Knowledge Knugget, 8/7/2008
Continuing with our issues regarding DBAs of Insureds….
4. Not only can the inclusion of DBAs in the Named Insured imply that those who are not listed would not be covered, there is also the question of operations conducted outside the DBAs, and in the legal entity’s own name. For example, if Acme Corp. does business as Joe’s Business Consulting, and Joe takes a large job as Acme Corp., if the declarations page reads “Acme Corp. dba Joe’s Business Consulting” is Acme Corp covered for consulting done in its own name? Food for thought.
And you can see the even greater difficulty if Joe’s Business Consulting was the Named Insured, Joe performed his services as Acme Corp., and a claim came in against Acme, as we discussed last week.
5. The last issue for this segment is that if the Named Insured is a DBA, there can be all manner of gyrations underneath that level that might never come to your attention, but which can void or compromise coverage. Actual ownership of the underlying entity can change, the entity itself can be bought or sold, but if the DBA is the Named Insured, and it continues its operations and public presentation with no change, the insured(s) may never think to come to you to effect appropriate changes in their policies. If a claim occurs, not only could there be questions raised about continuity and identity of the entity(ies) insured, but policy conditions prohibiting assignment of the policy without carrier consent could come into play to void coverage, and change of control provisions could also have been unwittingly triggered, no tail offered, etc.
There are a few ways to address these issues and pitfalls.
First, make sure you understand how your insured is structured and what their legal names and entities are. Make sure all legal entities are shown on the applications, and on the policies. That will eliminate the situation where the carrier pleads ignorance, never having heard of the underlying entity prior to the claim.
Second, if your insured is concerned about coverage for DBAs, ask them to provide you with a list of all dbas, and refresh that list during your annual account review. Also advise your insured to keep you apprised of any and all changes and additions to DBAs. Take that list, and submit it to your underwriter or wholesaler, and ask them DBAs are handled, and how they want to keep track of them, if they feel they need to. The key question is – does a DBA need to be shown on the policy to trigger coverage if a claim is made against them. (I will survey companies on this matter at some point in the future and share my results.)
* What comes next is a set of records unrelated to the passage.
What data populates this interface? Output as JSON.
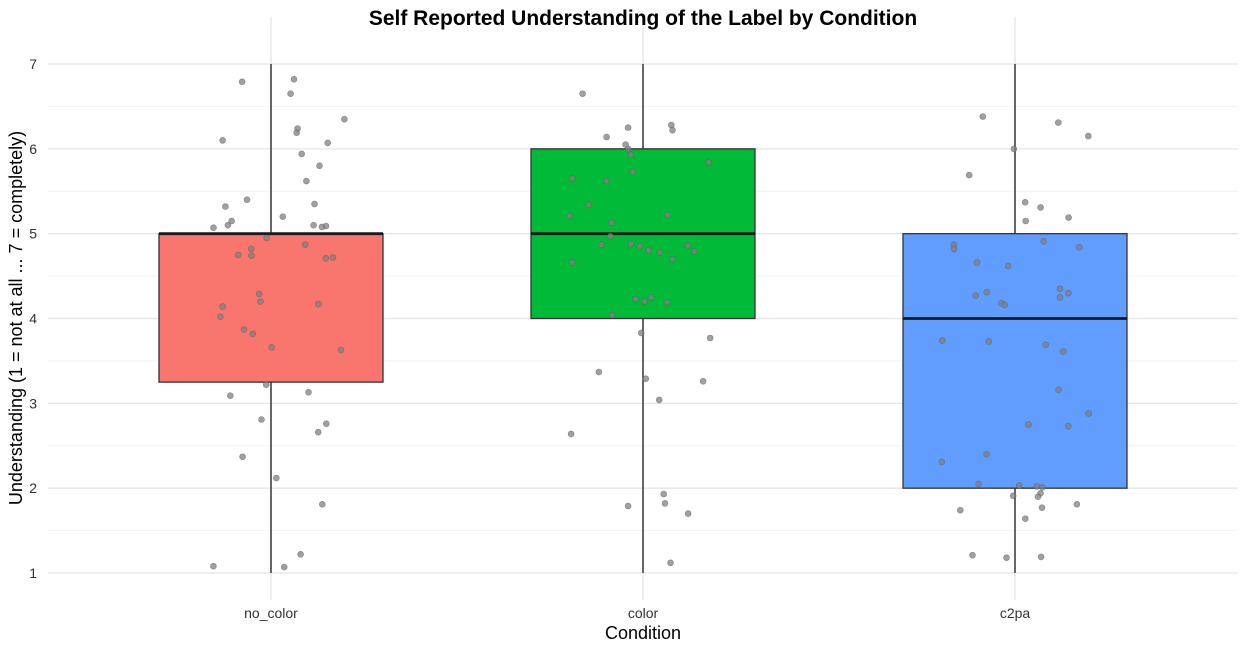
{
  "chart_data": {
    "type": "box",
    "title": "Self Reported Understanding of the Label by Condition",
    "xlabel": "Condition",
    "ylabel": "Understanding (1 = not at all ... 7 = completely)",
    "categories": [
      "no_color",
      "color",
      "c2pa"
    ],
    "ylim": [
      0.8,
      7.2
    ],
    "yticks": [
      1,
      2,
      3,
      4,
      5,
      6,
      7
    ],
    "grid": true,
    "legend": "none",
    "colors": {
      "no_color": "#F8766D",
      "color": "#00BA38",
      "c2pa": "#619CFF",
      "points": "#808080",
      "grid_major": "#E5E5E5",
      "grid_minor": "#F2F2F2"
    },
    "boxes": [
      {
        "category": "no_color",
        "min": 1,
        "q1": 3.25,
        "median": 5,
        "q3": 5,
        "max": 7
      },
      {
        "category": "color",
        "min": 1,
        "q1": 4,
        "median": 5,
        "q3": 6,
        "max": 7
      },
      {
        "category": "c2pa",
        "min": 1,
        "q1": 2,
        "median": 4,
        "q3": 5,
        "max": 7
      }
    ],
    "points": [
      {
        "category": "no_color",
        "values": [
          6.82,
          6.79,
          6.65,
          6.35,
          6.24,
          6.19,
          6.1,
          6.07,
          5.94,
          5.8,
          5.62,
          5.4,
          5.35,
          5.32,
          5.2,
          5.15,
          5.1,
          5.1,
          5.09,
          5.08,
          5.07,
          4.95,
          4.87,
          4.82,
          4.75,
          4.74,
          4.72,
          4.71,
          4.29,
          4.2,
          4.17,
          4.14,
          4.02,
          3.87,
          3.82,
          3.66,
          3.63,
          3.22,
          3.13,
          3.09,
          2.81,
          2.76,
          2.66,
          2.37,
          2.12,
          1.81,
          1.22,
          1.08,
          1.07
        ]
      },
      {
        "category": "color",
        "values": [
          6.65,
          6.28,
          6.25,
          6.22,
          6.14,
          6.05,
          6.0,
          5.93,
          5.84,
          5.73,
          5.65,
          5.62,
          5.34,
          5.22,
          5.21,
          5.13,
          4.97,
          4.88,
          4.87,
          4.86,
          4.85,
          4.8,
          4.79,
          4.78,
          4.7,
          4.66,
          4.25,
          4.23,
          4.2,
          4.19,
          4.04,
          3.83,
          3.77,
          3.37,
          3.29,
          3.26,
          3.04,
          2.64,
          1.93,
          1.82,
          1.79,
          1.7,
          1.12
        ]
      },
      {
        "category": "c2pa",
        "values": [
          6.38,
          6.31,
          6.15,
          6.0,
          5.69,
          5.37,
          5.31,
          5.19,
          5.15,
          4.91,
          4.87,
          4.84,
          4.82,
          4.66,
          4.62,
          4.35,
          4.31,
          4.3,
          4.27,
          4.25,
          4.18,
          4.16,
          3.74,
          3.73,
          3.69,
          3.61,
          3.16,
          2.88,
          2.75,
          2.73,
          2.4,
          2.31,
          2.05,
          2.03,
          2.02,
          2.01,
          1.94,
          1.91,
          1.9,
          1.81,
          1.77,
          1.74,
          1.64,
          1.21,
          1.19,
          1.18
        ]
      }
    ]
  }
}
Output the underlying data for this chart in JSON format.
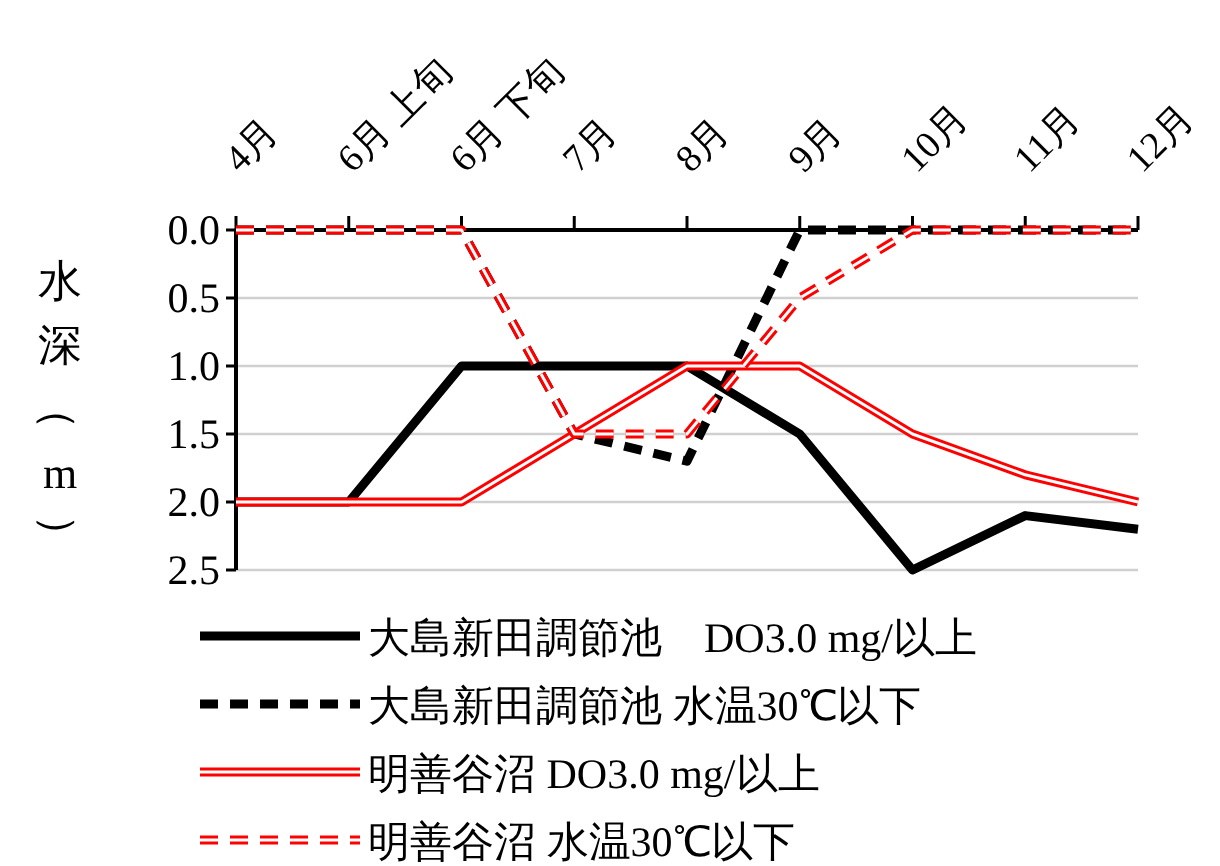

Third, if your insured does 100% of their operations under a limited, stable number of DBAs, listing the legal entity and the DBAs on the dec is relatively safe and straightforward, but see concern 4 above.
Carriers are generally more likely to respond to a claim against a DBA if they insure the underlying legal entity, than they are the other way around. So the most important thing to remember is that the underlying legal entity must be named on the policy.
There are more things to discuss regarding names, but we’ll take a bit of a break and return to the subject later.